Beauties and Beasts de Xenia Wiest – Ballet de l’Opéra de Bordeaux
Dessiner une soirée mixte est tout un art. Il faut que les œuvres se répondent, trouvent chacune un chemin différent tout en donnant une certaine unité à l’ensemble. C’est le pari réussi d’Éric Quilleré, directeur du Ballet de l’Opéra de Bordeaux, pour ce programme Quatre Tendances, qui revient pour sa dixième édition. Deux créations mondiales, une reprise et une entrée au répertoire, plus de femme que d’hommes (c’est tellement rare que cela se signale) parmi les chorégraphes, des pièces mettant en scène de nombreuses personnalités artistiques de la troupe. Et quatre œuvres qui dessinent, chacune à leur façon, un chemin pour créer la danse sur des corps classiques. Elles ont aussi en commun d’être, par une mise en scène efficace et une émotion toujours présente, accessible à un très large public, donnant une soirée véritablement populaire. Vous avez forcément des proches qui fuient la danse contemporaine par peur de soirées inaccessibles ? Cette dixième édition de Quatre tendances est typiquement le programme à leur montrer pour les faire changer d’avis.

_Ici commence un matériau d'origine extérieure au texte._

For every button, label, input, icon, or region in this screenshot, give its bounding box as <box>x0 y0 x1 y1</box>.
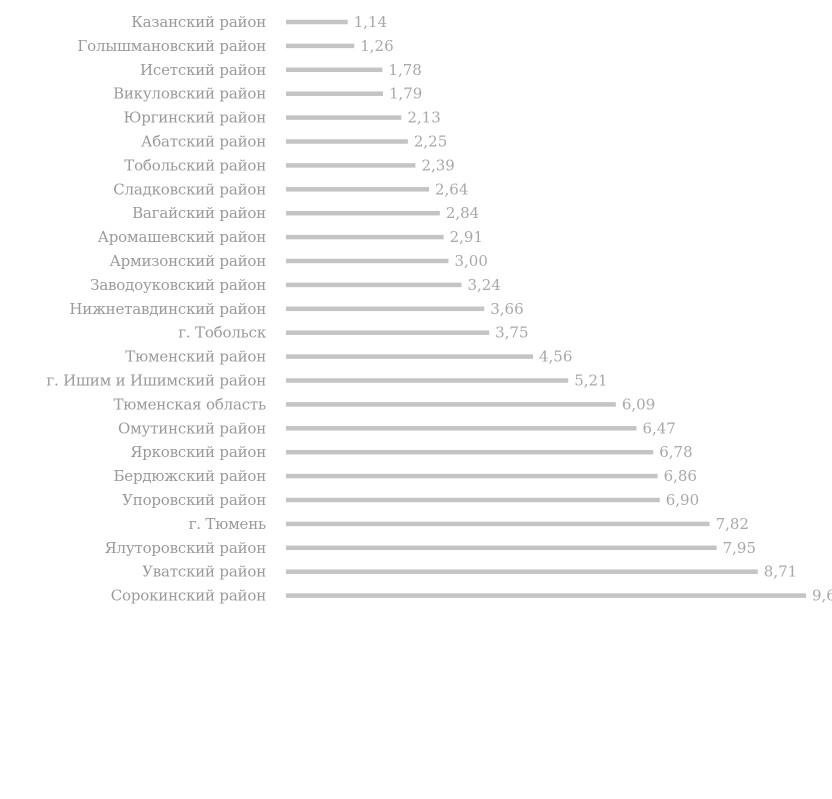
bar <box>286 234 444 240</box>
bar <box>286 67 383 73</box>
value-label: 4,56 <box>539 348 572 366</box>
category-label: Заводоуковский район <box>90 276 266 294</box>
category-label: Тюменский район <box>125 348 266 366</box>
bar <box>286 282 462 288</box>
bar <box>286 330 490 335</box>
bar <box>286 306 485 312</box>
category-label: Нижнетавдинский район <box>69 300 266 318</box>
bar <box>286 139 408 144</box>
value-label: 9,60 <box>812 587 832 605</box>
category-label: Юргинский район <box>124 109 267 127</box>
bar <box>286 115 402 120</box>
bar <box>286 497 660 503</box>
value-label: 2,64 <box>435 180 468 198</box>
bar <box>286 569 758 574</box>
value-label: 1,26 <box>360 37 393 55</box>
bar <box>286 354 533 359</box>
bar <box>286 187 429 192</box>
value-label: 1,79 <box>389 85 422 103</box>
bar <box>286 593 806 598</box>
category-label: Уватский район <box>142 563 266 581</box>
value-label: 6,09 <box>622 395 655 413</box>
bar <box>286 521 710 527</box>
value-label: 6,78 <box>659 443 692 461</box>
category-label: Тюменская область <box>113 395 266 413</box>
category-label: Омутинский район <box>118 419 266 437</box>
value-label: 3,66 <box>490 300 523 318</box>
bar <box>286 378 569 383</box>
value-label: 1,14 <box>354 13 387 31</box>
category-label: Казанский район <box>131 13 266 31</box>
category-label: Ярковский район <box>130 443 266 461</box>
bar <box>286 449 654 455</box>
bar <box>286 43 355 49</box>
value-label: 2,25 <box>414 133 447 151</box>
value-label: 7,82 <box>716 515 749 533</box>
bar <box>286 258 449 264</box>
category-label: г. Тобольск <box>178 324 267 342</box>
category-label: Бердюжский район <box>113 467 266 485</box>
category-label: Абатский район <box>141 133 266 151</box>
value-label: 2,84 <box>446 204 479 222</box>
category-label: Аромашевский район <box>98 228 267 246</box>
value-label: 2,91 <box>450 228 483 246</box>
bar <box>286 210 440 216</box>
value-label: 6,86 <box>664 467 697 485</box>
value-label: 3,24 <box>468 276 501 294</box>
bars <box>286 19 806 598</box>
bar <box>286 473 658 479</box>
bar <box>286 163 416 168</box>
bar <box>286 91 383 96</box>
value-label: 3,00 <box>455 252 488 270</box>
category-labels: Казанский район Голышмановский район Исетс… <box>46 13 267 605</box>
category-label: г. Ишим и Ишимский район <box>46 372 266 390</box>
category-label: Армизонский район <box>109 252 266 270</box>
value-label: 6,90 <box>666 491 699 509</box>
category-label: Упоровский район <box>122 491 266 509</box>
value-label: 2,13 <box>407 109 440 127</box>
value-label: 7,95 <box>723 539 756 557</box>
value-label: 1,78 <box>388 61 421 79</box>
category-label: Викуловский район <box>113 85 266 103</box>
value-label: 3,75 <box>495 324 528 342</box>
category-label: г. Тюмень <box>189 515 266 533</box>
value-label: 5,21 <box>574 372 607 390</box>
category-label: Тобольский район <box>124 156 266 174</box>
category-label: Голышмановский район <box>77 37 266 55</box>
category-label: Исетский район <box>140 61 266 79</box>
category-label: Ялуторовский район <box>105 539 267 557</box>
value-label: 8,71 <box>764 563 797 581</box>
bar <box>286 426 637 431</box>
bar <box>286 545 717 551</box>
value-label: 6,47 <box>642 419 675 437</box>
bar <box>286 19 348 25</box>
value-label: 2,39 <box>421 156 454 174</box>
category-label: Сладковский район <box>113 180 266 198</box>
category-label: Сорокинский район <box>111 587 266 605</box>
value-labels: 1,14 1,26 1,78 1,79 2,13 2,25 2,39 2,64 2,84 2,91… <box>354 13 832 605</box>
category-label: Вагайский район <box>132 204 266 222</box>
bar <box>286 402 616 407</box>
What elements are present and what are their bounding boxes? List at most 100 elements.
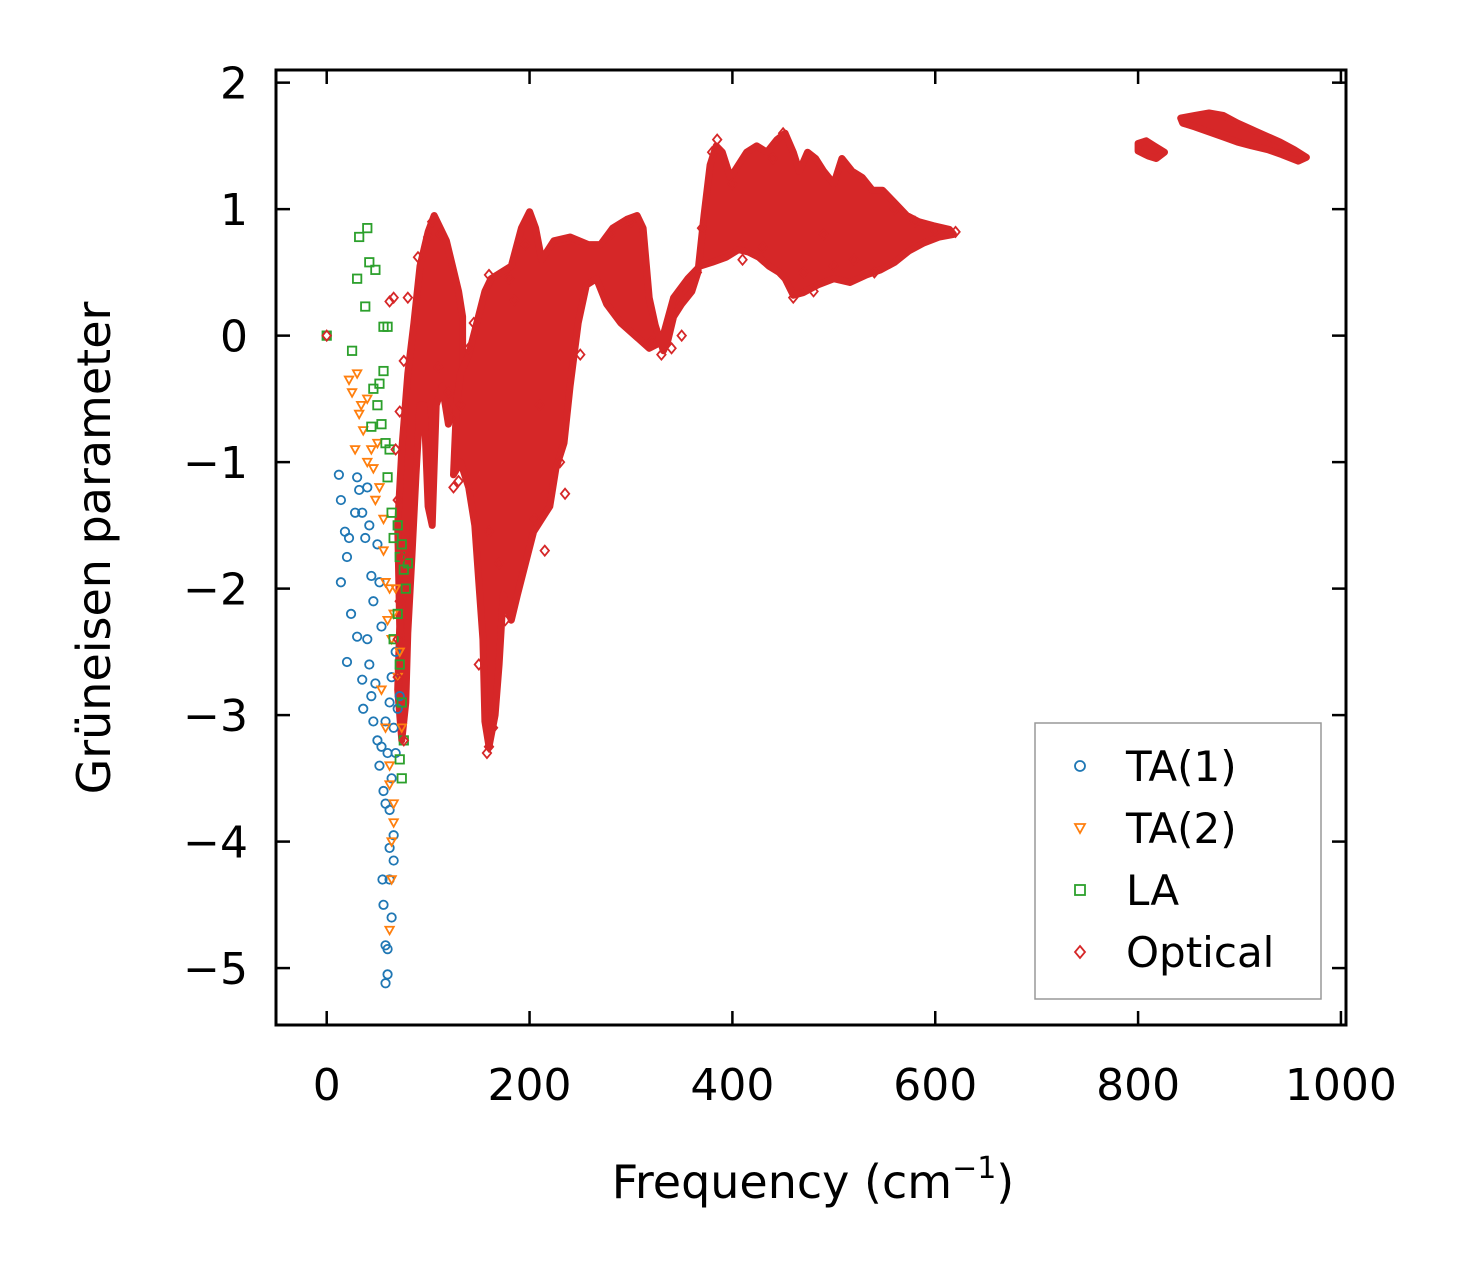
la-point-28 <box>392 608 403 620</box>
legend-marker-la <box>1074 884 1086 896</box>
ta-1-point-5 <box>341 551 353 563</box>
optical-point-50 <box>691 265 703 279</box>
ta-1-point-23 <box>364 659 375 670</box>
scatter-points <box>321 126 961 989</box>
optical-point-24 <box>473 658 485 671</box>
ta-2-point-9 <box>361 457 374 469</box>
ta-1-point-36 <box>378 899 389 910</box>
y-tick-label--2: −2 <box>183 565 248 616</box>
ta-2-point-34 <box>387 818 400 829</box>
ta-2-point-30 <box>391 672 404 684</box>
optical-point-27 <box>487 721 499 735</box>
la-point-20 <box>386 507 397 518</box>
optical-point-51 <box>696 221 708 235</box>
la-point-23 <box>394 551 405 563</box>
optical-point-33 <box>468 316 480 330</box>
ta-1-point-49 <box>382 747 393 759</box>
optical-point-61 <box>808 284 819 298</box>
optical-point-52 <box>706 145 718 159</box>
la-point-6 <box>362 223 373 234</box>
optical-point-18 <box>432 360 444 374</box>
optical-point-47 <box>656 348 667 362</box>
optical-point-66 <box>889 202 901 216</box>
ta-1-point-8 <box>335 577 347 588</box>
x-tick-label-200: 200 <box>488 1060 572 1111</box>
optical-point-12 <box>392 493 404 507</box>
la-point-33 <box>394 754 405 765</box>
ta-2-point-14 <box>377 514 390 526</box>
ta-2-point-15 <box>369 495 382 507</box>
ta-1-point-24 <box>366 691 377 702</box>
ta-1-point-22 <box>362 634 373 645</box>
optical-point-13 <box>396 550 408 564</box>
optical-point-46 <box>645 335 657 349</box>
ta-2-point-11 <box>367 464 380 475</box>
ta-1-point-2 <box>333 469 344 480</box>
optical-point-38 <box>554 455 566 469</box>
ta-1-point-29 <box>376 621 387 632</box>
ta-2-point-17 <box>379 578 392 589</box>
ta-1-point-44 <box>386 912 397 923</box>
optical-point-16 <box>398 733 410 747</box>
optical-point-63 <box>828 259 840 273</box>
optical-point-23 <box>499 613 511 627</box>
ta-1-point-47 <box>388 855 399 866</box>
optical-point-32 <box>445 411 456 425</box>
legend-marker-ta-1 <box>1074 760 1086 772</box>
optical-point-43 <box>574 348 586 362</box>
optical-point-4 <box>422 230 434 244</box>
ta-1-point-19 <box>364 520 375 531</box>
ta-2-point-8 <box>361 394 374 405</box>
ta-2-point-10 <box>365 445 378 456</box>
ta-2-point-2 <box>346 388 358 399</box>
legend-items: TA(1) TA(2) LA Optical <box>1073 742 1274 977</box>
la-point-21 <box>388 532 399 544</box>
ta-2-point-3 <box>351 369 363 380</box>
optical-point-36 <box>520 238 531 252</box>
legend-label-optical: Optical <box>1126 928 1274 977</box>
la-point-13 <box>368 383 379 394</box>
ta-2-point-33 <box>383 780 396 791</box>
optical-point-14 <box>394 594 406 608</box>
la-point-14 <box>372 400 383 411</box>
la-point-29 <box>388 634 399 645</box>
la-point-30 <box>394 659 405 670</box>
y-tick-label--1: −1 <box>183 438 248 489</box>
ta-2-point-16 <box>377 546 390 557</box>
optical-point-53 <box>711 133 723 147</box>
optical-point-28 <box>481 746 493 760</box>
axis-ticks: 0 200 400 600 800 1000 2 1 0 −1 −2 −3 −4 −5 <box>183 59 1397 1111</box>
ta-1-point-26 <box>370 678 381 689</box>
x-tick-label-400: 400 <box>690 1060 774 1111</box>
ta-2-point-12 <box>371 438 384 450</box>
ta-2-point-5 <box>349 445 361 456</box>
ta-1-point-21 <box>368 596 379 607</box>
ta-1-point-7 <box>345 608 357 620</box>
ta-1-point-27 <box>372 539 383 550</box>
ta-1-point-48 <box>380 798 391 809</box>
optical-point-34 <box>483 268 495 282</box>
la-point-8 <box>370 264 381 275</box>
ta-2-point-28 <box>385 875 398 886</box>
optical-point-48 <box>666 341 677 355</box>
ta-1-point-39 <box>382 944 393 955</box>
ta-1-point-14 <box>352 631 363 642</box>
la-point-34 <box>396 773 407 784</box>
optical-point-20 <box>463 341 475 355</box>
optical-point-57 <box>767 152 779 165</box>
legend-marker-optical <box>1073 944 1087 960</box>
optical-point-60 <box>798 265 809 279</box>
y-tick-label--5: −5 <box>183 944 248 995</box>
optical-dense-region-4 <box>1177 109 1310 165</box>
la-point-5 <box>360 301 371 312</box>
optical-point-45 <box>625 215 637 229</box>
la-point-31 <box>396 697 407 708</box>
la-point-17 <box>384 444 395 455</box>
legend-label-ta-1: TA(1) <box>1125 742 1237 791</box>
ta-1-point-35 <box>377 874 388 885</box>
optical-point-69 <box>950 225 961 239</box>
y-tick-label-1: 1 <box>220 185 248 236</box>
ta-2-point-32 <box>396 723 408 734</box>
la-point-3 <box>352 273 363 284</box>
optical-point-49 <box>676 329 688 343</box>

Les quatre chorégraphes réuni-e-s sont à des stades différents de leur carrière. Ana Isabel Casquilho est au début de son chemin et il n’est pas forcément évident d’exister face à des créateurs qui ont vingt ans d’expérience. Celle qui a remporté le dernier Concours de jeunes chorégraphes de Ballet propose sa création Between Worlds et y explore ses douloureuses expériences d’apnée du sommeil, quand l’esprit est éveillé mais le corps figé. Les danseuses et danseurs sont ainsi les multiples formes de l’inconscient face à l’un des leurs immobile, avant un long solo de la sérénité retrouvé. Si Ana Isabel Casquilho sait joliment se servir des lignes des corps classiques avec musicalité, et que sa pièce baigne dans une ambiance pop pas désagréable, sa patte chorégraphie a encore du mal à se dégager, à l’inverse de ses références à Crystal Pite parfois un peu trop visibles. Mais c’est en multipliant les expériences et les créations que les choses s’affinent. Et c’est tout à l’intelligence de la compagnie de laisser la place à de jeunes talents dans ce genre de soirée, nécessaires à leur évolution.

Between Worlds de Ana Isabel Casquilho – Ballet de l’Opéra de Bordeaux
Xenia Wiest avait remporté ce même Concours de jeunes chorégraphes de ballet à Biarritz en 2017. Et pour sa création Beauties and Beasts qui ouvre la soirée, sa deuxième pour le Ballet de l’Opéra de Bordeaux, sa maturité se voit. La chorégraphe prend une ligne narrative classique : le chemin de l’adolescence à la maturité. Mais son point de vue n’est pas habituel. Les adolescentes qu’elle met en scène ne sont pas ainsi des jeunes filles sages ou perdues. Elles sont au contraire puissantes, pleines de rage, presque féroces face au monde qui les entoure, portées par leur tonitruante énergie intérieure, qui les dépassent parfois mais les poussent à l’audace. Diane Le Floc’h déboule ainsi sur scène et se lance dès le lever de rideau dans une série de fouettés à toute allure, alors que ses comparses la rejoignent en scène par de percutants grands jetés. La technique est virtuose, la pointe acérée, outil d’empowerment, martelant le sol et scandant la musique. Les éventails viennent donner un ton sensuel aux interprètes, ces jeunes filles assumant leur féminité, non pour le plaisir du regard masculin, mais pour leur propre puissance.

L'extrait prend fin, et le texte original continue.